Vienne 1913 – les prémiSSes du pire

 

« Vienne 1913 – les premiSSes du pire » d’après Alain Didier-Weill adaptée par Louise Doutreligne dans une mise en scène de Jean-Luc Paliès au théâtre des Gémeaux à Avignon est une mise en lumière glaciale des prémices de l’horreur qu’un certain Adolf va cultiver.

 

C’est dans une atmosphère sombre que nous accueillent les protagonistes de ce « chapitre historique » qui prendra un tournant au crépuscule de cette rencontre des plus tragiques pour l’histoire de l’humanité.

Nous sommes à Vienne, en Autriche, à la veille de la première guerre mondiale. Assis sur un banc, le recalé de l’Académie des Beaux-arts qui signe ses tableaux d’un Adolf fête dans la solitude, rompue par l’arrivée du chien Wolf, le 20 avril 1909, ses vingt ans.
Pendant que dans l’intervalle l’aristocratie viennoise représentée par le jeune désemparé Hugo Von Klast consulte le célèbre controversé Sigmund Freud…l’antisémitisme sort ses griffes pour ne plus les rétracter, arrosé d’un racisme des plus pervers.

D’une fiction théâtrale plus vraie que nature, l’auteur fait rencontrer ces deux jeunes dans la fleur de l’âge qui par leurs échanges singuliers ouvriront la porte du musée des horreurs. Une démonstration d’un Adolf végétarien compulsif, très susceptible, qui voit en Richard Wagner un génie et un Hugo au plus profond de sa crise œdipienne qui considère Dieu comme un antisémite notoire.

Sans jamais citer son patronyme l’auteur, aux détours de répliques acides toujours contrebalancées par un humour corrosif, l’adaptation de Louise Doutreligne nous tient en haleine jusqu’au final qui nous rappelle qu’il faut toujours rester vigilant.
La paix dans ce monde chahutée par le fanatisme reste toujours très fragile.
Aujourd’hui plus qu’hier cela malheureusement se vérifie.

Les échanges entre Adolf, Hugo et l’intelligentsia montre la progression du mal sournois qui grignote jour après jour, dans le cœur de ces deux incompris, un point de non retour.

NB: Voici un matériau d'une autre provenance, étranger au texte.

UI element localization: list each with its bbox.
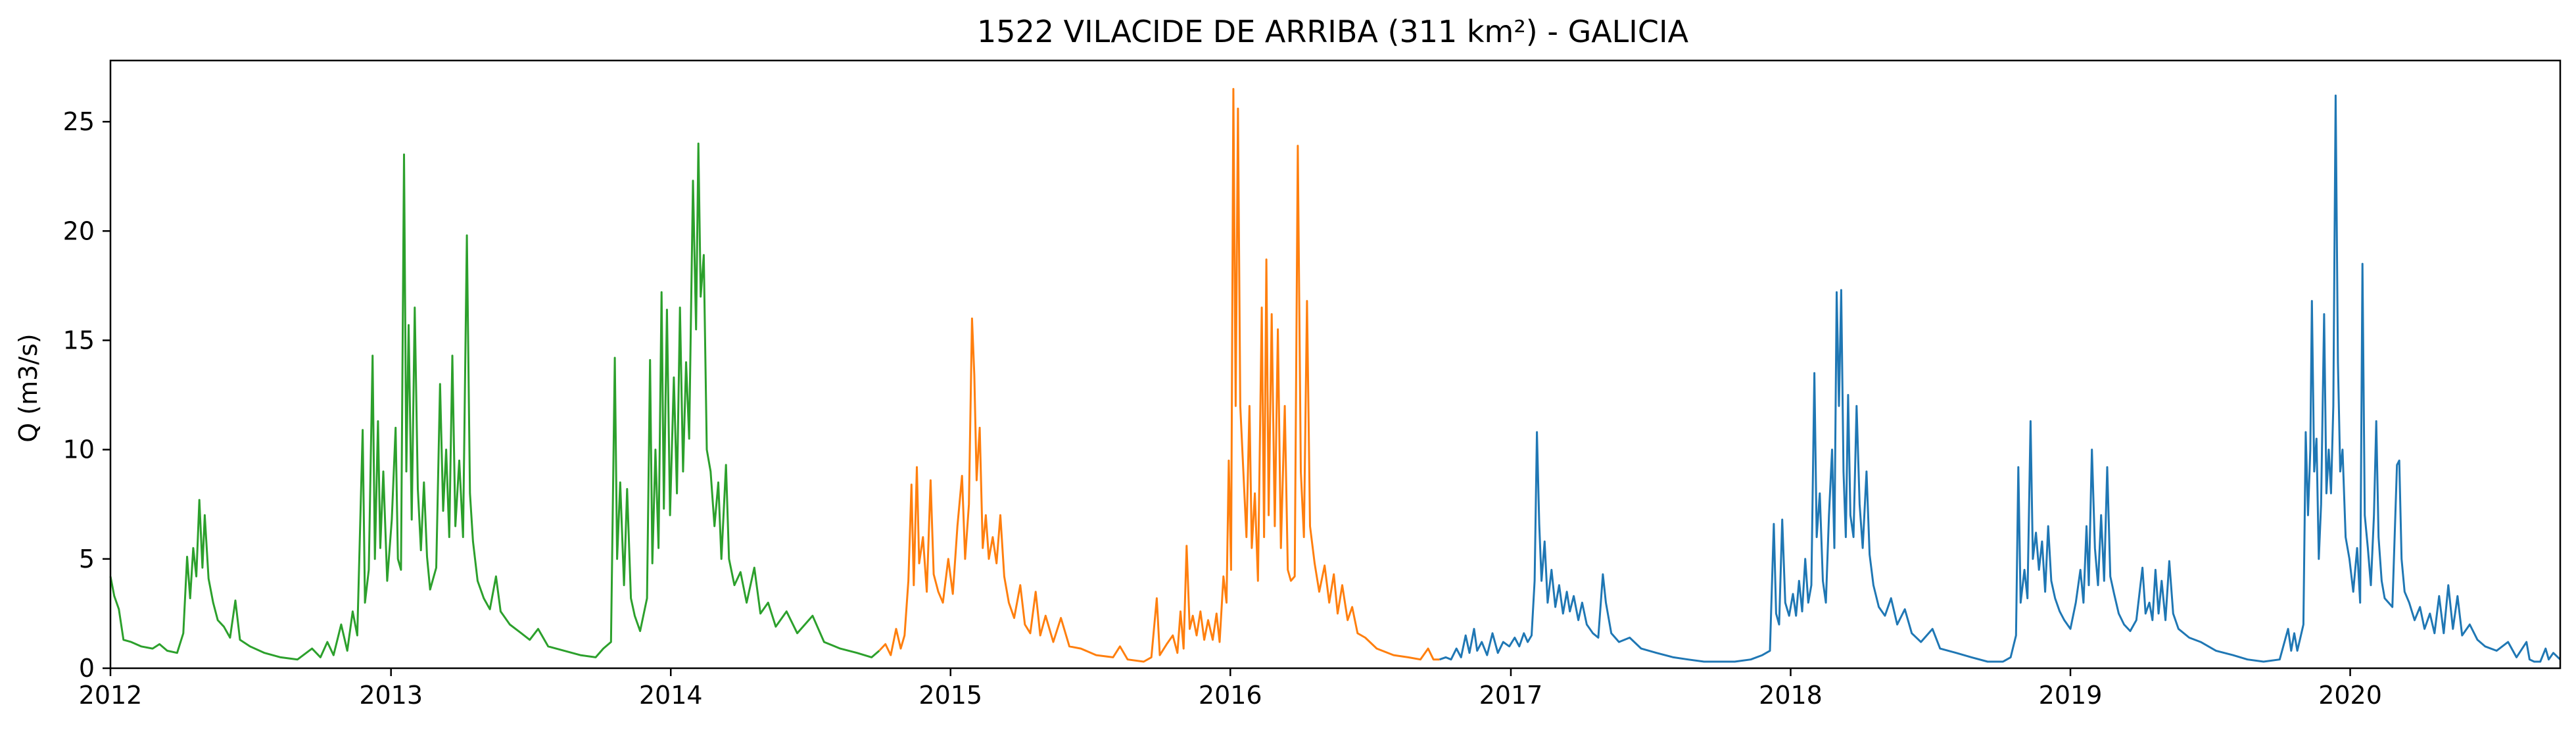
series-layer — [109, 87, 2562, 663]
series-line-1 — [109, 142, 880, 661]
ticks-layer: 2012 2013 2014 2015 2016 2017 2018 2019 20200510… — [63, 107, 2382, 710]
y-tick-label: 15 — [63, 326, 95, 355]
x-tick-label: 2017 — [1479, 681, 1543, 710]
y-tick-label: 5 — [79, 545, 95, 574]
x-tick-label: 2016 — [1199, 681, 1262, 710]
x-tick-label: 2019 — [2039, 681, 2103, 710]
x-tick-label: 2013 — [359, 681, 423, 710]
y-tick-label: 25 — [63, 107, 95, 136]
chart-title: 1522 VILACIDE DE ARRIBA (311 km²) - GALI… — [977, 14, 1689, 49]
x-tick-label: 2018 — [1759, 681, 1823, 710]
y-tick-label: 10 — [63, 435, 95, 464]
x-tick-label: 2020 — [2318, 681, 2382, 710]
y-tick-label: 0 — [79, 654, 95, 683]
x-tick-label: 2012 — [79, 681, 143, 710]
x-tick-label: 2014 — [639, 681, 703, 710]
x-tick-label: 2015 — [918, 681, 982, 710]
plot-frame — [109, 59, 2562, 670]
series-line-3 — [1439, 94, 2562, 663]
series-line-2 — [878, 87, 1440, 663]
y-tick-label: 20 — [63, 216, 95, 245]
y-axis-label: Q (m3/s) — [14, 333, 43, 442]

Selon Adolf la jeunesse polluée par les préjugés ne peut être sauvée que par le sport.
Une intelligentsia qui s’oppose également dans ses conflits entre Sigmund Freud (considéré grossier par Hugo) et son cadet, son dauphin, Carl Gustav Jung. Car si l’un a commis beaucoup d’erreurs dans ses analyses (un charlatan pour Adolf) l’autre n’est pas en reste avec son antisémitisme : les rêves les séparent.
Un autre chapitre montre la complexité de cette vision du rejet du juif entre la relation passionnelle d’Hugo avec sa mère et son rejet viscéral de son père. Sans oublier l’aversion d’Adolf pour les peintures de Gustav Klimt qui ne peint que des femmes nues : une délicieuse scène entre Adolf, Hugo et Klimt.

Tous les ingrédients sont réunis pour exécuter cette démonstration imparable de la montée du nazisme…dans des prémiSSes édifiantes.

Dans une mise en scène fluide, collante à la note, de Jean-Luc Paliès conduite comme une symphonie avec ses pupitres d’un froid polaire réchauffés par les notes cristallines de ces verres endiablés sous les doigts agiles de Catherine Brisset, les didascalies prennent vie par les voix d’Estelle Andrea et Sophie Leleu : une expression surprenante de ce théâtre « adressé » qui donne du rythme à ce récit bouleversant, édifiant.
La noirceur du propos étayé par la scénographie de Lucas Jimenez et les costumes de Madeleine Nys sont nuancés par les lumières apaisantes de Jean Maurice Dutriaux et le jeu poignant des comédiens, avec Oscar Clark dans le rôle d’Adolf et William Mesguich dans celui d’Hugo au côté de sa mère protectrice la baronne von Klast jouée tout en lumière par Claudine Fievet.
Jean-Luc Paliès quant à lui dans le rôle de Freud marque de son empreinte une sagesse contestable contrebalancée par Jung interprété finement par Alain Guillo.
Nathalie Lucas dans le rôle de Molly la petite amie remplie d’espoir d’Adolf donne une saveur particulière à cette pièce où l’espoir se cache dans les non-dits.

Une pièce incontournable à découvrir dans ce festival d’Avignon rempli de pépites. Vous ne pouvez pas rester indifférents à ces propos qui vous montrent encore une fois qu’il faut rester très vigilant sur les personnages qui dirigent notre monde, nous qui n’aspirons qu’à la Vie !

 

« Vienne 1913 – les prémiSSes du pire » au théâtre des Gémeaux à 10h13, relâche les lundis.